Controversial 'Song of the South' Opens in Theaters
A year before one of Walt Disney’s most controversial film arrived in theaters, Disney produced a Sunday morning comic strip titled, Uncle Remus & His Tales of Br’er Rabbit. Meant to be a short-lived promotion for the film Song of the South, the comic proved so popular that it continued to run through December 31, 1972. Meanwhile, back in 1946, the movie premiered on this day in 1946 at the Fox Theater in Atlanta, Georgia – a move that Disney probably regretted. The movie was Disney’s first live action film that also featured about 25 minutes on animation with Uncle Remus telling his tales of Br’er Rabbit, Br’er For and Br’er Bear. The film starred James Baskett as Uncle Remus whom Disney described as "the best actor, I believe, to be discovered in years.” Unfortunately, Baskett was unable to attend the premiere since Atlanta was a racially segregated city at the time, but Baskett did win an honorary Oscar for his work on the film "for his able and heart-warming characterization of Uncle Remus, friend and story teller to the children of the world” in 1948. The score by Daniele Amfitheatrof, Paul J. Smith, and Charles Wolcott was nominated and the song, "Zip-a-Dee-Doo-Dah," written by Allie Wrubel and Ray Gilbert, won the award for Best Song. Though the Disney Company has faced backlash from the film’s portrayals of the African Americans in the movie, it was still re-released in U.S. theaters several times in 1956, 1972, 1973, 1980 and as late as 1986 in promotion of Disneyland’s newest ride, Splash Mountain. Still, Disney has yet to release Song of the South in full for home viewing, but during her acceptance as one of Disney’s “Legends” in July of 2017, actress Whoopie Goldberg expressed about how she wished that the movie would be re-released publicly for American audiences.
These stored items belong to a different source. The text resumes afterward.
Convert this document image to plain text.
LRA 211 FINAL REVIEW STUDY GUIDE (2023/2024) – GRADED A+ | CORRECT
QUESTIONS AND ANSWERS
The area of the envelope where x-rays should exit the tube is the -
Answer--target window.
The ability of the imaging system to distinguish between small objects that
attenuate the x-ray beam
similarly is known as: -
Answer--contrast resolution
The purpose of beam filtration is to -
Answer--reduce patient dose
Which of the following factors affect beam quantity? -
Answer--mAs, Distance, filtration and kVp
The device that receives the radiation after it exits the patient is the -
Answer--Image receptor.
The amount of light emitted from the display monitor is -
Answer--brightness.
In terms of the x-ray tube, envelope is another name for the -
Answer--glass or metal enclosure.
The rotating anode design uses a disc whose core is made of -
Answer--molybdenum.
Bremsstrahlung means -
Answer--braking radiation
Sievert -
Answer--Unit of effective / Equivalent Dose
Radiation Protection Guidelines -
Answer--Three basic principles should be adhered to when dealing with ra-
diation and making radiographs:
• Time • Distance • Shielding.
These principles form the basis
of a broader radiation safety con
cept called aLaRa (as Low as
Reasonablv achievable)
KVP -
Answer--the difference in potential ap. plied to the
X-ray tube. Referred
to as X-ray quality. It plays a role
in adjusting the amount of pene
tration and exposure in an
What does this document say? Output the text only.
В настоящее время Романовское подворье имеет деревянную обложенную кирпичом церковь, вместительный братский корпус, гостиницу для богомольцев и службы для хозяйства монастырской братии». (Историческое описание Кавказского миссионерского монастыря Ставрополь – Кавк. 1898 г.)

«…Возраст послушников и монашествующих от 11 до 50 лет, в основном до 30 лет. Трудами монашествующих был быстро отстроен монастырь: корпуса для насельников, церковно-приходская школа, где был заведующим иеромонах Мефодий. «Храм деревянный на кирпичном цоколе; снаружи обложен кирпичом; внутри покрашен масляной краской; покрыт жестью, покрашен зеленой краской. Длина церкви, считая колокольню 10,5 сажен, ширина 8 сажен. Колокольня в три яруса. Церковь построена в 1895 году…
Bela Lugosi Poses for Disney
The Walt Disney Company has a long history of using models to help them animate their films. On this day in 1939, actor Bela Lugosi, better known by some as Dracula, modeled for the role of Chernabog in the “Night on Bald Mountain” sequence of the film Fantasia. However, head animator Bill Tytla was unhappy with the results and later had director Wilfred Jackson redo the poses.